A much more 'hidden' advantage of using common abstractions in that way is that if everyone uses the exact same backend for their processes, when someone optimizes that single backend to make it a little bit faster, every process using it out there will run a little bit faster too. For this principle to work in practice, it's usually necessary to have a whole lot of people using the same abstractions and putting effort on them. Luckily for the Erlang community, that's what happens with the OTP framework.

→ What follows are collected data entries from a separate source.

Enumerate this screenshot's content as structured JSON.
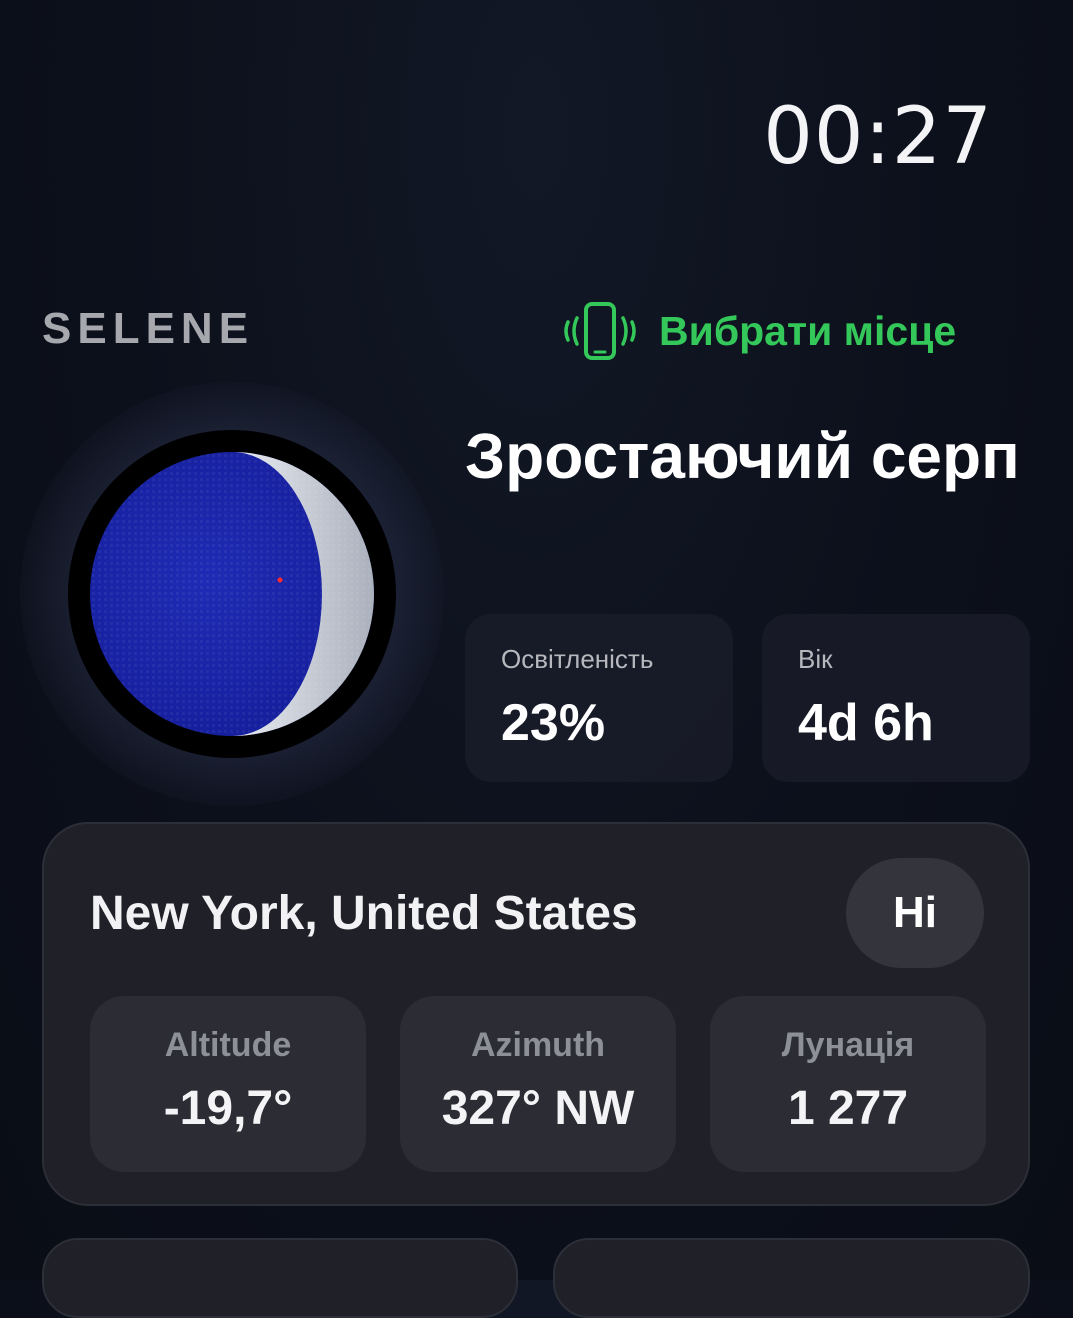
{
  "status": {
    "time": "00:27"
  },
  "header": {
    "app_name": "SELENE",
    "choose_place_label": "Вибрати місце",
    "choose_place_icon": "phone-vibrate-icon",
    "accent_color": "#34c759"
  },
  "moon": {
    "phase_name": "Зростаючий серп",
    "illumination": {
      "label": "Освітленість",
      "value": "23%"
    },
    "age": {
      "label": "Вік",
      "value": "4d 6h"
    },
    "illuminated_fraction": 0.23
  },
  "location": {
    "title": "New York, United States",
    "lang_button": "Hi",
    "metrics": [
      {
        "label": "Altitude",
        "value": "-19,7°"
      },
      {
        "label": "Azimuth",
        "value": "327° NW"
      },
      {
        "label": "Лунація",
        "value": "1 277"
      }
    ]
  }
}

Back to our modules. There are a bunch of things we haven't yet addressed: named processes, configuring the timeouts, adding debug information, what to do with unexpected messages, how to tie in hot code loading, handling specific errors, abstracting away the need to write most replies, handling most ways to shut a server down, making sure the server plays nice with supervisors, etc. Going over all of this is superfluous for this text, but would be necessary in real products that need to be shipped. Again, you might see why doing all of this by yourself is a bit of a risky task. Luckily for you (and the people who'll support your applications), the Erlang/OTP team managed to handle all of that for you with the gen_server behaviour. gen_server is a bit like my_server on steroids, except it has years and years of testing and production use behind it.